El arte y la vejez
El artista es alguien que se pasa toda la vida preparándose para algo. Para el creador, la vejez, en la feliz circunstancia que la salud física y mental le acompañen, es el estado más puro, más soberano y más desinhibido para el ejercicio de crear. Con la vejez el creador inaugura un período de libertad casi absoluta. Libertad radical para el gusto, la estética y, claro, para su conciencia. Y en muchos casos aumenta su excelencia, su dominio de las técnicas y su capacidad para reflejarse en su yo esencial. Una destilación en el alambique de su historia y su obra. Parece nuestro destino: hacer de viejos lo que de jóvenes despreciábamos por pudor, vergüenza o inseguridad, será por eso el refrán popular: “los viejos siempre dicen la verdad, pese a quien pese”. Cierto, en polos opuestos vemos la vejez como una culminación o como una inexorable claudicación. También esto va a épocas y a culturas. En la nuestra, la juventud se presenta como un valor en sí misma.
El creador, cuando ya no puede confiar en su futuro, es cuando pone su alma y su obra a la intemperie. También más de un estudioso afirma que la connatural disminución de la libido ayuda, o deriva, en una mayor capacidad de concentración, en una economía de energías y menos distracciones vitales. Seguramente será en los casos de quienes envejecen sin resentimiento. Que tampoco es fácil.
Hay ejemplos ilustres: los cineastas Manoel de Oliveira, Chabrol, Clint Eastwood, Dreyer o Buñuel. O los pintores como Matisse con sus últimos papeles recortados, Miró octogenario quemando sus telas, el Goya cabreado de las pinturas negras de la Quinta del Sordo –hoy, en el Prado–, o el Sucre casi ciego trabajando en sus excepcionales ceras… Renoir, artrítico y con los pinceles atados a las manos, pintó su etapa más libre y controvertida. Y el Bacon madrileño del amor oscuro y terminal sobrecoge. En muchos casos el viejo artista es, aún, un depósito de proyectos, una metamorfosis más allá de lo físico. Lejos, claro, del albedrío juvenil. Y de las inseguridades. Incluso el recalcitrante pesimista Schopenhauer escribió Senilia para mostrar lo llevadero y agradable de la –su– edad avanzada. Ayala, Lampedusa, Alberti o Bellow escribieron hasta muy tarde.
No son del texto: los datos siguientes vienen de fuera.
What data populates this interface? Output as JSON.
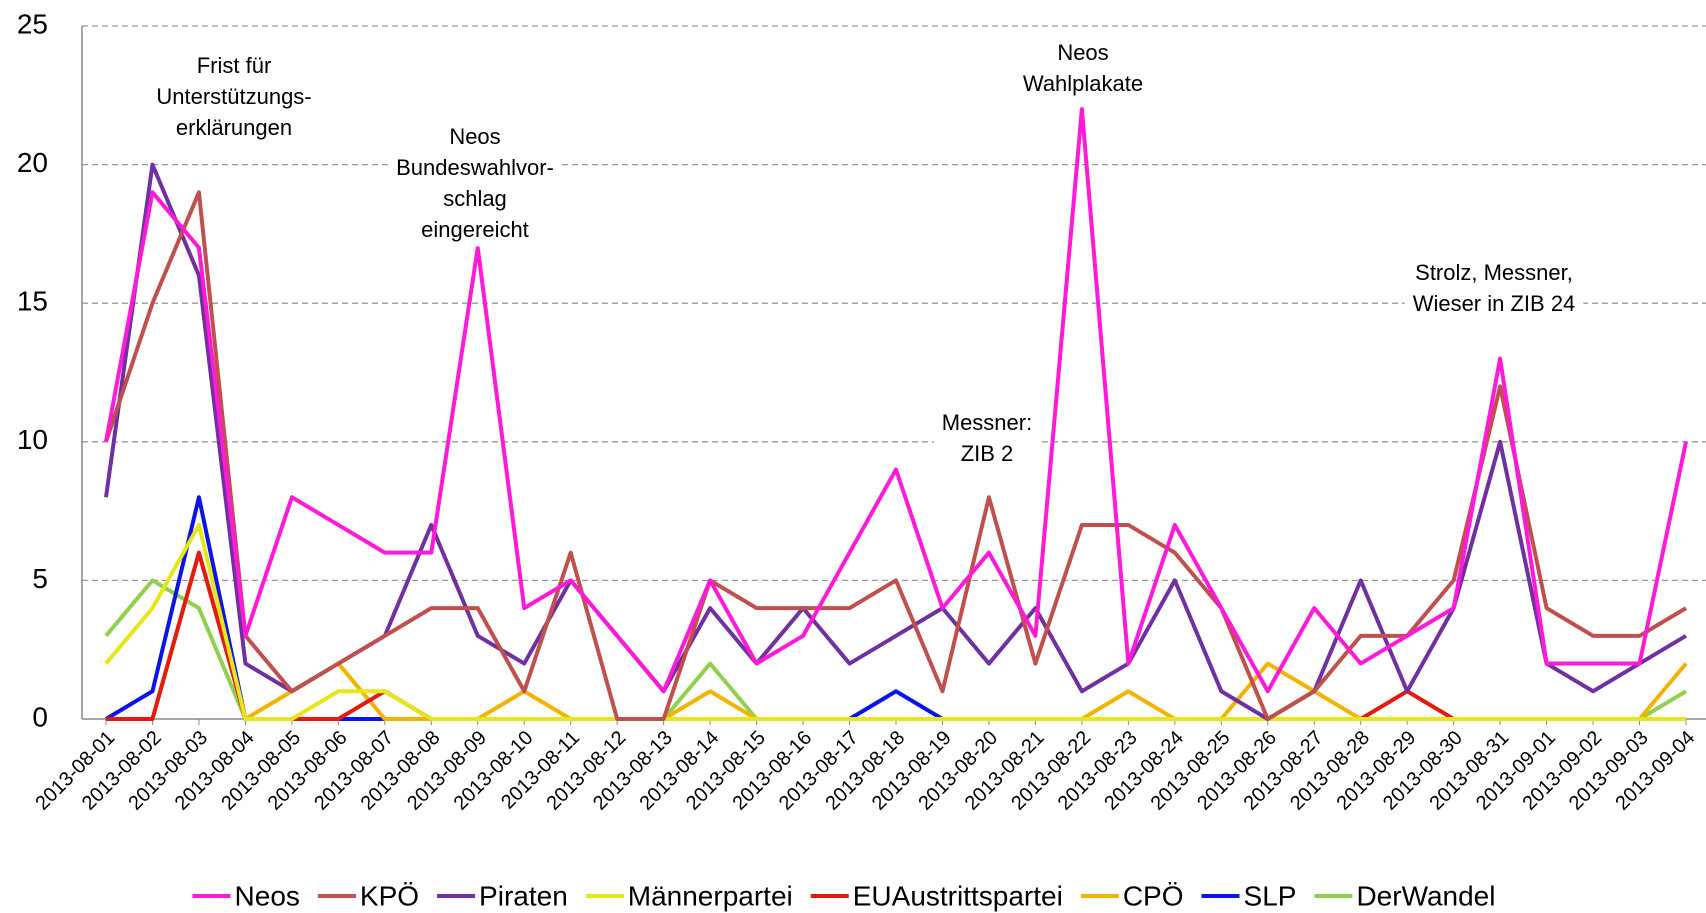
{
  "chart_data": {
    "type": "line",
    "categories": [
      "2013-08-01",
      "2013-08-02",
      "2013-08-03",
      "2013-08-04",
      "2013-08-05",
      "2013-08-06",
      "2013-08-07",
      "2013-08-08",
      "2013-08-09",
      "2013-08-10",
      "2013-08-11",
      "2013-08-12",
      "2013-08-13",
      "2013-08-14",
      "2013-08-15",
      "2013-08-16",
      "2013-08-17",
      "2013-08-18",
      "2013-08-19",
      "2013-08-20",
      "2013-08-21",
      "2013-08-22",
      "2013-08-23",
      "2013-08-24",
      "2013-08-25",
      "2013-08-26",
      "2013-08-27",
      "2013-08-28",
      "2013-08-29",
      "2013-08-30",
      "2013-08-31",
      "2013-09-01",
      "2013-09-02",
      "2013-09-03",
      "2013-09-04"
    ],
    "series": [
      {
        "name": "Neos",
        "color": "#ff19d9",
        "values": [
          10,
          19,
          17,
          3,
          8,
          7,
          6,
          6,
          17,
          4,
          5,
          3,
          1,
          5,
          2,
          3,
          6,
          9,
          4,
          6,
          3,
          22,
          2,
          7,
          4,
          1,
          4,
          2,
          3,
          4,
          13,
          2,
          2,
          2,
          10
        ]
      },
      {
        "name": "KPÖ",
        "color": "#c0504d",
        "values": [
          10,
          15,
          19,
          3,
          1,
          2,
          3,
          4,
          4,
          1,
          6,
          0,
          0,
          5,
          4,
          4,
          4,
          5,
          1,
          8,
          2,
          7,
          7,
          6,
          4,
          0,
          1,
          3,
          3,
          5,
          12,
          4,
          3,
          3,
          4
        ]
      },
      {
        "name": "Piraten",
        "color": "#7030a0",
        "values": [
          8,
          20,
          16,
          2,
          1,
          2,
          3,
          7,
          3,
          2,
          5,
          3,
          1,
          4,
          2,
          4,
          2,
          3,
          4,
          2,
          4,
          1,
          2,
          5,
          1,
          0,
          1,
          5,
          1,
          4,
          10,
          2,
          1,
          2,
          3
        ]
      },
      {
        "name": "Männerpartei",
        "color": "#e6e619",
        "values": [
          2,
          4,
          7,
          0,
          0,
          1,
          1,
          0,
          0,
          0,
          0,
          0,
          0,
          0,
          0,
          0,
          0,
          0,
          0,
          0,
          0,
          0,
          0,
          0,
          0,
          0,
          0,
          0,
          0,
          0,
          0,
          0,
          0,
          0,
          0
        ]
      },
      {
        "name": "EUAustrittspartei",
        "color": "#e31a0f",
        "values": [
          0,
          0,
          6,
          0,
          0,
          0,
          1,
          0,
          0,
          0,
          0,
          0,
          0,
          0,
          0,
          0,
          0,
          0,
          0,
          0,
          0,
          0,
          0,
          0,
          0,
          0,
          0,
          0,
          1,
          0,
          0,
          0,
          0,
          0,
          0
        ]
      },
      {
        "name": "CPÖ",
        "color": "#f2b400",
        "values": [
          0,
          0,
          6,
          0,
          1,
          2,
          0,
          0,
          0,
          1,
          0,
          0,
          0,
          1,
          0,
          0,
          0,
          0,
          0,
          0,
          0,
          0,
          1,
          0,
          0,
          2,
          1,
          0,
          0,
          0,
          0,
          0,
          0,
          0,
          2
        ]
      },
      {
        "name": "SLP",
        "color": "#0a14e6",
        "values": [
          0,
          1,
          8,
          0,
          0,
          0,
          0,
          0,
          0,
          0,
          0,
          0,
          0,
          0,
          0,
          0,
          0,
          1,
          0,
          0,
          0,
          0,
          0,
          0,
          0,
          0,
          0,
          0,
          0,
          0,
          0,
          0,
          0,
          0,
          0
        ]
      },
      {
        "name": "DerWandel",
        "color": "#8fd14f",
        "values": [
          3,
          5,
          4,
          0,
          0,
          0,
          0,
          0,
          0,
          0,
          0,
          0,
          0,
          2,
          0,
          0,
          0,
          0,
          0,
          0,
          0,
          0,
          0,
          0,
          0,
          0,
          0,
          0,
          0,
          0,
          0,
          0,
          0,
          0,
          1
        ]
      }
    ],
    "annotations": [
      [
        "Frist für",
        "Unterstützungs-",
        "erklärungen"
      ],
      [
        "Neos",
        "Bundeswahlvor-",
        "schlag",
        "eingereicht"
      ],
      [
        "Neos",
        "Wahlplakate"
      ],
      [
        "Messner:",
        "ZIB 2"
      ],
      [
        "Strolz, Messner,",
        "Wieser in ZIB 24"
      ]
    ],
    "ylim": [
      0,
      25
    ],
    "yticks": [
      0,
      5,
      10,
      15,
      20,
      25
    ],
    "grid": true,
    "legend": "bottom"
  }
}
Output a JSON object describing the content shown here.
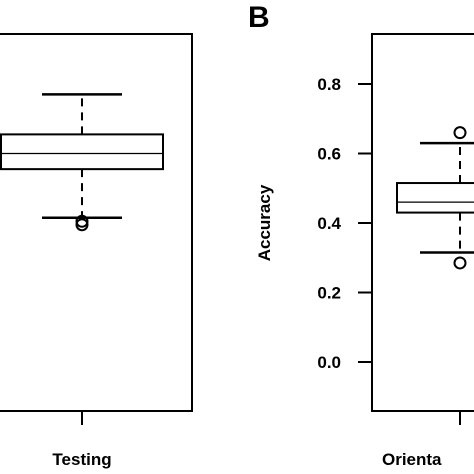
{
  "chart_data": [
    {
      "type": "box",
      "panel_label": "",
      "ylabel": "",
      "ylim": [
        -0.13,
        0.94
      ],
      "categories": [
        "Testing"
      ],
      "boxes": [
        {
          "category": "Testing",
          "whisker_low": 0.415,
          "q1": 0.555,
          "median": 0.6,
          "q3": 0.655,
          "whisker_high": 0.77,
          "outliers": [
            0.405,
            0.395
          ]
        }
      ]
    },
    {
      "type": "box",
      "panel_label": "B",
      "ylabel": "Accuracy",
      "ylim": [
        -0.13,
        0.94
      ],
      "yticks": [
        "0.0",
        "0.2",
        "0.4",
        "0.6",
        "0.8"
      ],
      "ytick_values": [
        0.0,
        0.2,
        0.4,
        0.6,
        0.8
      ],
      "categories": [
        "Orientation"
      ],
      "category_label_visible": "Orienta",
      "boxes": [
        {
          "category": "Orientation",
          "whisker_low": 0.315,
          "q1": 0.43,
          "median": 0.46,
          "q3": 0.515,
          "whisker_high": 0.63,
          "outliers": [
            0.66,
            0.285
          ]
        }
      ]
    }
  ]
}
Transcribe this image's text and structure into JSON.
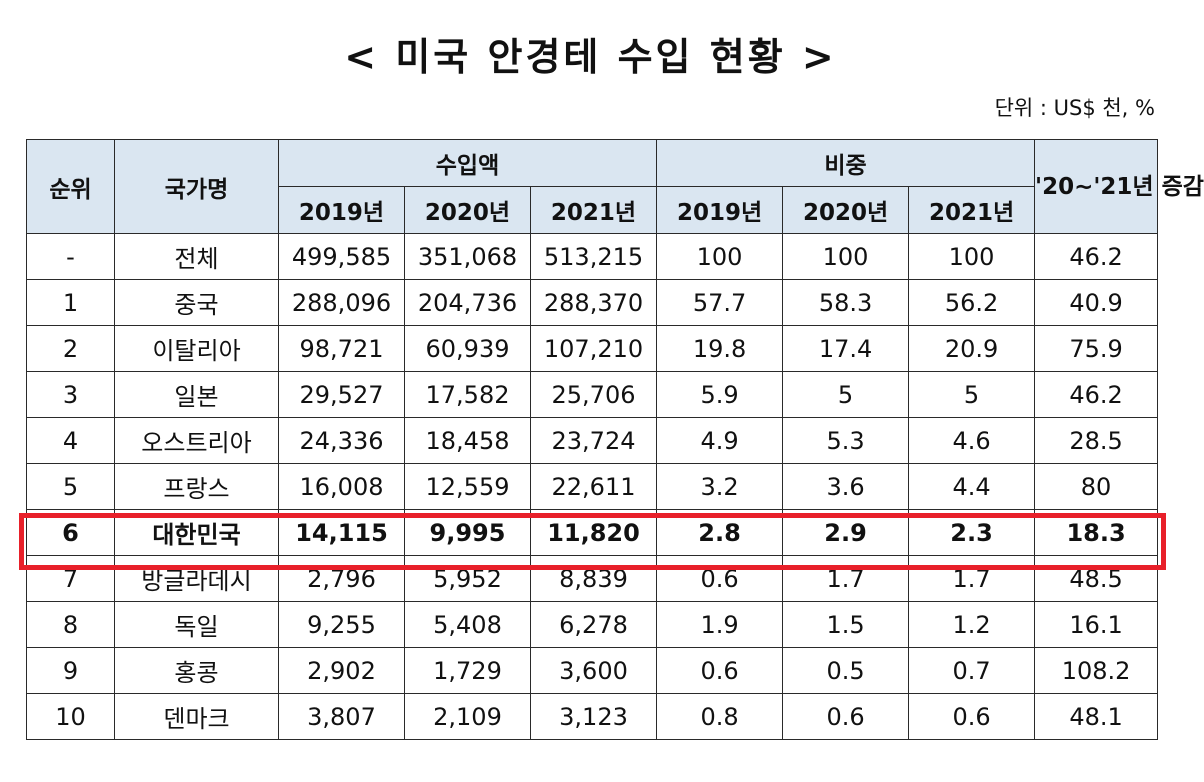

Un evidente ejemplo de arte y vejez: en 1973 y en el Palacio de los Papas de Aviñón, se exponían las últimas obras de Picasso, escogidas por él mismo antes de morir. Ante el desconcierto y el embarazoso silencio de la crítica, un Picasso despojado, feroz y urgente, apresurado, desafiante y sublime. Los temas de siempre: toreros, mujeres, mosqueteros, la figura del pintor decrépito pintando… una revisitación esencial. Eros y Tánatos. Un erotismo oscuro, obsceno y descarnado –¿desengañado?–. Vaginas dentadas, ojos desorbitados, anos procaces… La mujer orinando –un homenaje al Rembrandt anciano, que grabó el mismo tema–. ¿Un lujurioso punto y final? ¿Un más allá de la carnalidad? Telas dibujadas con pincel sobre sus blancos fondos de origen, trazos violentos, pintura chorreante, colores sucios mezclados con la falta de reposo de quien sabe que pronto entrará en la nada. Una desafiante interpelación del artista viejo al espectador. A la vida. Y al veredicto de la Historia.